The glands of this species are several times larger than the bulbous ones, reaching sizes ranging from 25 to 100 microns. The unicellular stalk is almost invisible under the massive spherical head, which occupies most of the gland – most often it consists of 8-16 cells. Under the outer membrane of these cells, various cannabinoid compounds accumulate, which causes the head to enlarge, giving it that shape.
Cephalic-footed (or cephalic-chested)
Head and stem trichomes are the most numerous; they cover all parts of the plant abundantly during the flowering period of the cannabis plant. They appear in the process of complicating the structure of cephalic trichomes. Most of them are located on the preflower calyxes (the leaves covering the flowers). These trichomes are very elongated, due to the long multicellular pedicel supporting the ball head. The release of cannabinoid resins is very active during cannabis flowering, so its trichomes become visible even to the naked eye. They reach 150-500 microns, and if you look through a good magnifying glass, you can examine them in more detail.

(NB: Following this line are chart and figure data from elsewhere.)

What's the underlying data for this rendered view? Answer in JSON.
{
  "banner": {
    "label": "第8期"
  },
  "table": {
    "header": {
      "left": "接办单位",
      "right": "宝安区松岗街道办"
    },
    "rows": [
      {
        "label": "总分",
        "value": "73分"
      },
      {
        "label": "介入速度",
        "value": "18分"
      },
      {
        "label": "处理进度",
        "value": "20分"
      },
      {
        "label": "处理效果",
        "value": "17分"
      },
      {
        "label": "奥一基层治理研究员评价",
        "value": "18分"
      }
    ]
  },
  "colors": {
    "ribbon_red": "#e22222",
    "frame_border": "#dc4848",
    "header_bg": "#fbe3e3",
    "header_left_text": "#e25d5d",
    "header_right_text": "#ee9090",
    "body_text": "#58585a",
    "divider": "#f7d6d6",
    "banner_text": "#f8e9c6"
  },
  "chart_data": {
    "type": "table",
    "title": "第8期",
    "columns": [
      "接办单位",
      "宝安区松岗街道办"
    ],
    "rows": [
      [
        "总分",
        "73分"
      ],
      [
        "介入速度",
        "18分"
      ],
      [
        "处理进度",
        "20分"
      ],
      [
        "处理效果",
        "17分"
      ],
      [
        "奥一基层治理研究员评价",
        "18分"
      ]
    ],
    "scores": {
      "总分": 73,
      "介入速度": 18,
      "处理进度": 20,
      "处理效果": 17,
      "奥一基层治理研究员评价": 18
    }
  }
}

What function do trichomes have
The trichomes of the cannabis plant are supposed to protect the plant from all kinds of negative external influences.

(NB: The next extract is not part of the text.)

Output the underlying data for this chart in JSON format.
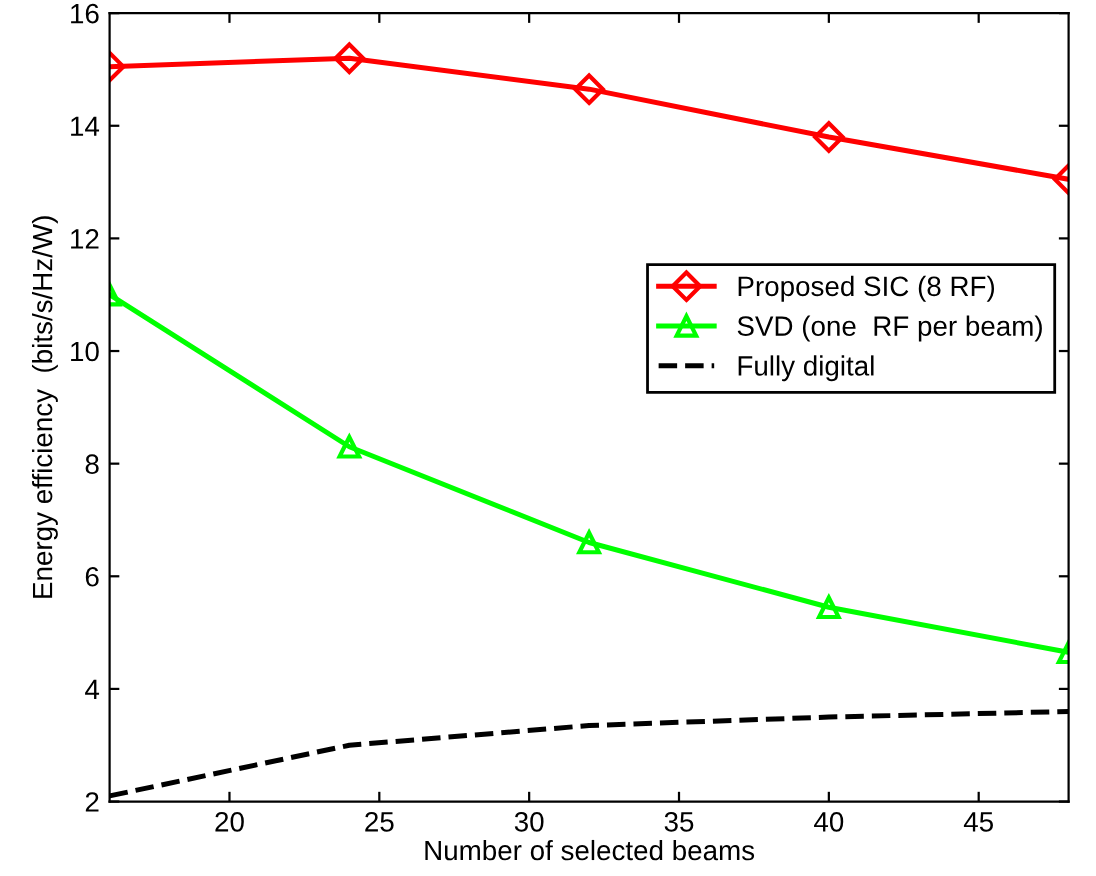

To protect the cannabis plant from parasites. Thanks to the occurrence of trichomes, the surface of all tissues is covered with an even layer of sticky resins, protecting all parts of the plant from the penetration of fungi and various insects. Also, some substances excreted by the cannabis through the trichomes make it unattractive to be eaten by animals or birds.
Weather protection. By forming a kind of carpet covering the entire space of the plant, trichomes make cannabis less susceptible to ultraviolet solar radiation. The small hairs help to gently catch gusts of wind, making the tissue walls of the plant more flexible. Moisture, too, is much less likely to penetrate through such a protective screen.
Trichomes help determine when to harvest
To the grower, trichomes are an indicator of maturity. As the plant matures, it actively releases various cannabinoids through the trichomes. But in addition to the THC contained in cannabis, there is a wide range of other cannabinoids, including a breakdown product called CBN (cannabinol), which has the opposite effect. The signal that the trichome has been maximally saturated with THC is that its color has changed from clear to bright white. As the trichome begins to cloud and become warmer and then amber in color, the THC in it gradually converts to HPA.
So you have to choose the optimum time when most of the trichomes have time to turn white, but don’t start to overripe. Opinions are divided here, though: some growers wait until about half of all trichomes have turned turbid, while others prefer a slight turbidity to a slight transparency. After all, a few weeks of maturation can make a big difference in the effect.